Why Yoga is the Wrench... when it comes to baseballJul 27, 2023
For a decade or so, baseball players have been turning to Yoga. Some MLB teams have even incorporated it into their training protocols (LINK and LINK). Many players claim to have received benefits from doing it. No doubt they have.
Because of the way I warm up prior to my games, my teammates and opponents have assumed or asked if I do Yoga. I do not. There are many reasons that I don’t but the main one is because there is something better.
Better than Yoga?
Yes, but before going into why, it’s important to note that there are many forms of Yoga and many reasons why someone may engage in its practice. For the purposes of this discussion, we will be referring solely to the primary reason it’s considered for baseball players: mobility / flexibility. (For completeness, practitioners will argue that there is a strength benefit gained even when flexibility and mobility are the goals due to the ranges of motion attempted in the various poses.)
A Hammer or a Wrench?
If you want to drive in a nail, you can likely do it with a wrench, but the job is more easily and efficiently accomplished with a hammer. The hammer was designed for this.
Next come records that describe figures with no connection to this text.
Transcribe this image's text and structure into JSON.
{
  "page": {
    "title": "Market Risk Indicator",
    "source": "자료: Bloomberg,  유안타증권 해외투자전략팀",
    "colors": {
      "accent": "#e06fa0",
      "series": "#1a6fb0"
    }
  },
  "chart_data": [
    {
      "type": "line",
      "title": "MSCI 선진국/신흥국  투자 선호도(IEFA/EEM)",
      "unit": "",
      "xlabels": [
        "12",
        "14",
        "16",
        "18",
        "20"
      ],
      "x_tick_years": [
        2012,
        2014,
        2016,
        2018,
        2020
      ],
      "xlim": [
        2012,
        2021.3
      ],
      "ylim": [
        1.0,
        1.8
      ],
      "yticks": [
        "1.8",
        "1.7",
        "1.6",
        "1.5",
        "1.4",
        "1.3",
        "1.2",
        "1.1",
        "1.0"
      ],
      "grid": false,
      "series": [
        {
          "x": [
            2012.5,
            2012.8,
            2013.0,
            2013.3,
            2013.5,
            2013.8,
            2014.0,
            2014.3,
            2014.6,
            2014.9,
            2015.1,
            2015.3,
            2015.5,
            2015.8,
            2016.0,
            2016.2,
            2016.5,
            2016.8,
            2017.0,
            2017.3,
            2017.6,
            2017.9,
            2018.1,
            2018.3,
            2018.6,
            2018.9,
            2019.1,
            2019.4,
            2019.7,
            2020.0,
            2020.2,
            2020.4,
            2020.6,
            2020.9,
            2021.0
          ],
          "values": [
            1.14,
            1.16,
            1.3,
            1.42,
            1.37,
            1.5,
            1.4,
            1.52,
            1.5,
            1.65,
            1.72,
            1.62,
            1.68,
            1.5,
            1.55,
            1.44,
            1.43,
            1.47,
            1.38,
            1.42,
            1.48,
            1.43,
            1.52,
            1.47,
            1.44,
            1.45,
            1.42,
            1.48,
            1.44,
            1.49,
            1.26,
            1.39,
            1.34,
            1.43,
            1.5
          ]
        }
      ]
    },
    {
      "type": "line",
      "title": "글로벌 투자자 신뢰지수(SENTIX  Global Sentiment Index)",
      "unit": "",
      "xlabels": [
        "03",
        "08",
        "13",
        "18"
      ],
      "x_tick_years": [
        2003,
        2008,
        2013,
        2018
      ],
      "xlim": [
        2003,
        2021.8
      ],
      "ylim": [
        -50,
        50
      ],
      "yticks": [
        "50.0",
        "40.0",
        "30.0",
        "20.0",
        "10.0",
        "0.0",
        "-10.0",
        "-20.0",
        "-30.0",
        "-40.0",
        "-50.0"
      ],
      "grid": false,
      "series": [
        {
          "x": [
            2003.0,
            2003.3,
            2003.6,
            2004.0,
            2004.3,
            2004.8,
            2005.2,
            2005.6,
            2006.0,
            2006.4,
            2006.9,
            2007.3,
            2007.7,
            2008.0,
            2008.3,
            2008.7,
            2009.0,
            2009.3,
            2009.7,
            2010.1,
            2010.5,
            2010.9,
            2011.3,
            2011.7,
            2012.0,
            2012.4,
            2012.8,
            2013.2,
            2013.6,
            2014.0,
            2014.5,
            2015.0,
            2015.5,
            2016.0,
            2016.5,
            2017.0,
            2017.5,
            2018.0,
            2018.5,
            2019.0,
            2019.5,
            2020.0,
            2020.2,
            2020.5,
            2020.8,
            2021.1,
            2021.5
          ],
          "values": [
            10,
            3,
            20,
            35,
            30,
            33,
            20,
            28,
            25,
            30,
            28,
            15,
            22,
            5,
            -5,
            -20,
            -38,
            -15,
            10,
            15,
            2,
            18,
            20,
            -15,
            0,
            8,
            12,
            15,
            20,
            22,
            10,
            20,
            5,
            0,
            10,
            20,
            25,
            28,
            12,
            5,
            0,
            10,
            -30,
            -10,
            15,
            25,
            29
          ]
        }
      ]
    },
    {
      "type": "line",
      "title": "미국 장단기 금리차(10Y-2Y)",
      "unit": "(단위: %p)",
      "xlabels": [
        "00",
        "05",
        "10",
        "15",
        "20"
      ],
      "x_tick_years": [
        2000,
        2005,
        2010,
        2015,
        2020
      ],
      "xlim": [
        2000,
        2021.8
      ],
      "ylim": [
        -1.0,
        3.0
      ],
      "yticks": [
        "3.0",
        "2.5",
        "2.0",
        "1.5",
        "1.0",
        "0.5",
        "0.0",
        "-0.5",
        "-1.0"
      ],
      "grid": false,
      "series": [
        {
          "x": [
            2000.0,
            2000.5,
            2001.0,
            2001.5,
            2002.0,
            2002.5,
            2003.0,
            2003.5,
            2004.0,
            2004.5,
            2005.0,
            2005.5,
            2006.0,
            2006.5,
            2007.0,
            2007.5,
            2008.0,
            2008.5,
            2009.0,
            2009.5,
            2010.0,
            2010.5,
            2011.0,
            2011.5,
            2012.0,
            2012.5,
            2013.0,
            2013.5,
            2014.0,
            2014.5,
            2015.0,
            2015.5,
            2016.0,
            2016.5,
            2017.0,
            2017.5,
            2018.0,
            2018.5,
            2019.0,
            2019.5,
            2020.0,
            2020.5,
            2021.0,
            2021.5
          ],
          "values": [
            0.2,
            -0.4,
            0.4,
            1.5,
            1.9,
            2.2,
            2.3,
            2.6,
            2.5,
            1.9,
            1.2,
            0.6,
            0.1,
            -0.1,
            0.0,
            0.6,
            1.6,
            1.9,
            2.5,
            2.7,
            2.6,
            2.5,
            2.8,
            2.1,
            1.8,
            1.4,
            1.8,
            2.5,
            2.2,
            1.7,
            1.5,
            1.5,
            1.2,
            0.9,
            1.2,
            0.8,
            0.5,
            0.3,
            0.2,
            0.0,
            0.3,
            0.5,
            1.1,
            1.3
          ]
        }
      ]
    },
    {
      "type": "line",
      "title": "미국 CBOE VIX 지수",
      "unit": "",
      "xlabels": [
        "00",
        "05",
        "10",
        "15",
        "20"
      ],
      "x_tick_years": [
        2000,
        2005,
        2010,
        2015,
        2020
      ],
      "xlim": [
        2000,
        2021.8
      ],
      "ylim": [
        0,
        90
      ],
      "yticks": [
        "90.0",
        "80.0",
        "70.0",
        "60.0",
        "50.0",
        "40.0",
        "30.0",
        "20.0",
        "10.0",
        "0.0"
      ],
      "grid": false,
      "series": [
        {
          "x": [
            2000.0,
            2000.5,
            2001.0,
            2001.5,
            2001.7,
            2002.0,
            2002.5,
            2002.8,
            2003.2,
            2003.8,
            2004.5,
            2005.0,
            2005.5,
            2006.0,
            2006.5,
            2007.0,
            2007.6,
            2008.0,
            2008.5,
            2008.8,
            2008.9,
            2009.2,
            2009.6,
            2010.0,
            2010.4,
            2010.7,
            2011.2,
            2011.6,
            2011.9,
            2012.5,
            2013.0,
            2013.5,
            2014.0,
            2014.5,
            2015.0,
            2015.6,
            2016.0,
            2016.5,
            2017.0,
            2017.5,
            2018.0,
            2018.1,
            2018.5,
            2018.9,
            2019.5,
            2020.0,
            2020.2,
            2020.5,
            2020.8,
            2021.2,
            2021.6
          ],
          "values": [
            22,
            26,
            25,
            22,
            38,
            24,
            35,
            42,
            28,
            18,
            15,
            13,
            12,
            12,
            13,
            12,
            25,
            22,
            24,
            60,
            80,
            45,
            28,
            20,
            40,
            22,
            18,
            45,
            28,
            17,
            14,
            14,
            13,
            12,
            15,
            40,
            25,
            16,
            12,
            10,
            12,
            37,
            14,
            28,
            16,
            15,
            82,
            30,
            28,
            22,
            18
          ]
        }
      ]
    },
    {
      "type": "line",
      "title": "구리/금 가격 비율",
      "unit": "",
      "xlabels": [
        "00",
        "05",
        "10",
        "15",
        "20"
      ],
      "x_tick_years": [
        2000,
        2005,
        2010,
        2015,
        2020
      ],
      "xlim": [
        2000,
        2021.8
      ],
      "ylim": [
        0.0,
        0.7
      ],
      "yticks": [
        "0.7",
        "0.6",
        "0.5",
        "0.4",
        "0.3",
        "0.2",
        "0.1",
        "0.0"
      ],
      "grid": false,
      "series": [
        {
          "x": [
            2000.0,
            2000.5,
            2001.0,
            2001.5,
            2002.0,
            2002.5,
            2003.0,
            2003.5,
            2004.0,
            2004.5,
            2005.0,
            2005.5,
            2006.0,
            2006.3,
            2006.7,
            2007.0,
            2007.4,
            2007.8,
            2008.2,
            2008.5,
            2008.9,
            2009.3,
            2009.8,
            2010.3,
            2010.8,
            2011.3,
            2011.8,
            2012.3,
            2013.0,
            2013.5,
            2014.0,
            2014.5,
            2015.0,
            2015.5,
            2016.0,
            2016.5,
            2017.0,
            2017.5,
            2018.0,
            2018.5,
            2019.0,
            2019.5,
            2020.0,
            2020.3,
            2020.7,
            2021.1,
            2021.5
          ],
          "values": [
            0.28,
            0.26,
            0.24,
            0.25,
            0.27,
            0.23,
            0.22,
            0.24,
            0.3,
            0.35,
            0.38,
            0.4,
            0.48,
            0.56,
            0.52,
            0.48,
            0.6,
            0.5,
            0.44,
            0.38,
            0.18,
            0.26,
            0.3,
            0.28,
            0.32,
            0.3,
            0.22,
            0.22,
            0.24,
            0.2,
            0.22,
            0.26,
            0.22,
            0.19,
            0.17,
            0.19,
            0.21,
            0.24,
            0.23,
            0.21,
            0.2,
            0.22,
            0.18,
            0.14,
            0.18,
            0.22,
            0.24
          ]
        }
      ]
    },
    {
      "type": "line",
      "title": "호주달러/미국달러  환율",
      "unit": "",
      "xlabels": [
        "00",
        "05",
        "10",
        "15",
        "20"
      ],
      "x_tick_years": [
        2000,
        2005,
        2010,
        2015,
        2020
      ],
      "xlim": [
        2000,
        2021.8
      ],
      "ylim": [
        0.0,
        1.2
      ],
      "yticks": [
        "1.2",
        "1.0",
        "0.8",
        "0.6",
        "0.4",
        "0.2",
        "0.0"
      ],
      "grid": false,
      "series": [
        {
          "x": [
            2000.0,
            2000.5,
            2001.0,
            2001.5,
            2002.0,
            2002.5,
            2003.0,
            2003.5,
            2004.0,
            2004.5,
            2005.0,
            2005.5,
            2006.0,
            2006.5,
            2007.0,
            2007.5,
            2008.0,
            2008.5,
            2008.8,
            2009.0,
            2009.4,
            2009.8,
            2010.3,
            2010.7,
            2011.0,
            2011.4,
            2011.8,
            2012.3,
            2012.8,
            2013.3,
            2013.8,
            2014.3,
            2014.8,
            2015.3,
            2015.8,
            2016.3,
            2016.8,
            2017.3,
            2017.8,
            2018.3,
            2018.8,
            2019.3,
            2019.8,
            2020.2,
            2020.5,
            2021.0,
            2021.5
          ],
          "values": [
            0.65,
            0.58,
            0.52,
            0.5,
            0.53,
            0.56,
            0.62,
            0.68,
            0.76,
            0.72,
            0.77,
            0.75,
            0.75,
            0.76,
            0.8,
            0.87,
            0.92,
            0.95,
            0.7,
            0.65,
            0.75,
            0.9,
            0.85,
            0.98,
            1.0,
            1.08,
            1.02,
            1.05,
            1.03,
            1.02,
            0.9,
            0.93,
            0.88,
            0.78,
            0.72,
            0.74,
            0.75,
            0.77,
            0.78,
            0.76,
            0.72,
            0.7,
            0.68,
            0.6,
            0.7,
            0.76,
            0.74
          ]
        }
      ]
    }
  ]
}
Yoga, as it is commonly known, is performed for general physical fitness, mindfulness, weight loss, mobility and flexibility, body sculpting, conditioning and so on. It was not designed to make baseball players better, more flexible or mobile.
When determining which tool to use, the hammer or the wrench, assess the goal of the activity. What are you trying to accomplish?
Mobility and Flexibility
Increased mobility and flexibility is the goal. So, why not Yoga? Because Yoga is the wrench, not the hammer. It will get the job done, but there’s a better tool, a better way.
When there's a drop in performance on the field, an increase in recovery time, or injuries, many players conclude that their “tightness” or “stiffness” is an indication that they are inflexible or immobile. However, they are overlooking some considerations. Once these things start to happen, they examine their physical condition and realize that they have less range of motion, reduced strength and poor aerobic capacity. The response to this is often to start working out - typically lifting, stretching and running. Benefits from lifting and running are nearly immediate, obvious and invigorating. The reaction to stretching, much less so and in turn is either abandoned or used only to get “warmed” up for the other activities.
Turn to Yoga?
Rarely is the actual cause of these issues of performance drop, increased recovery time and injuries considered or pursued. They're usually written off as aging and/or a lack of working out.
The real reason, In nearly every case, is that their lifestyle does not contain enough movement.
The solution is simple. Move more. You feel stiff and tight because you stopped moving. Your body has adapted to the demands or lack of demands you’ve placed on it. If you only move in small ranges of motion when you do move and you don’t move often then your body will adapt to that. Then, when you ask it to move in larger ranges of motion, powerfully like you would playing baseball, it will either refuse (reduced performance) or try and fail (injury). If you avoid injury, your body will need some time to recover from your attempts to move in a way it wasn’t prepared to do.
At some point in your life you were flexible and mobile enough to perform well on the baseball field. Were you doing Yoga then? Probably not. Are you no longer flexible and mobile because you stopped doing Yoga? I doubt it. Not doing Yoga isn’t the reason you feel stiff and immobile, therefore, doing Yoga isn’t the answer.
Your Natural Capabilities
Human beings are capable of a multitude of physical skills, such as sprinting, jumping, swimming, throwing, lifting, swinging, balancing, climbing and so much more. Engage in some of these (or similar) activities consistently throughout your days and you will swiftly become more mobile and flexible. Spend more time sitting on the floor, squatting, standing or walking and your capabilities will return as will your performance on the field.
Put down the wrench; this is your Hammer.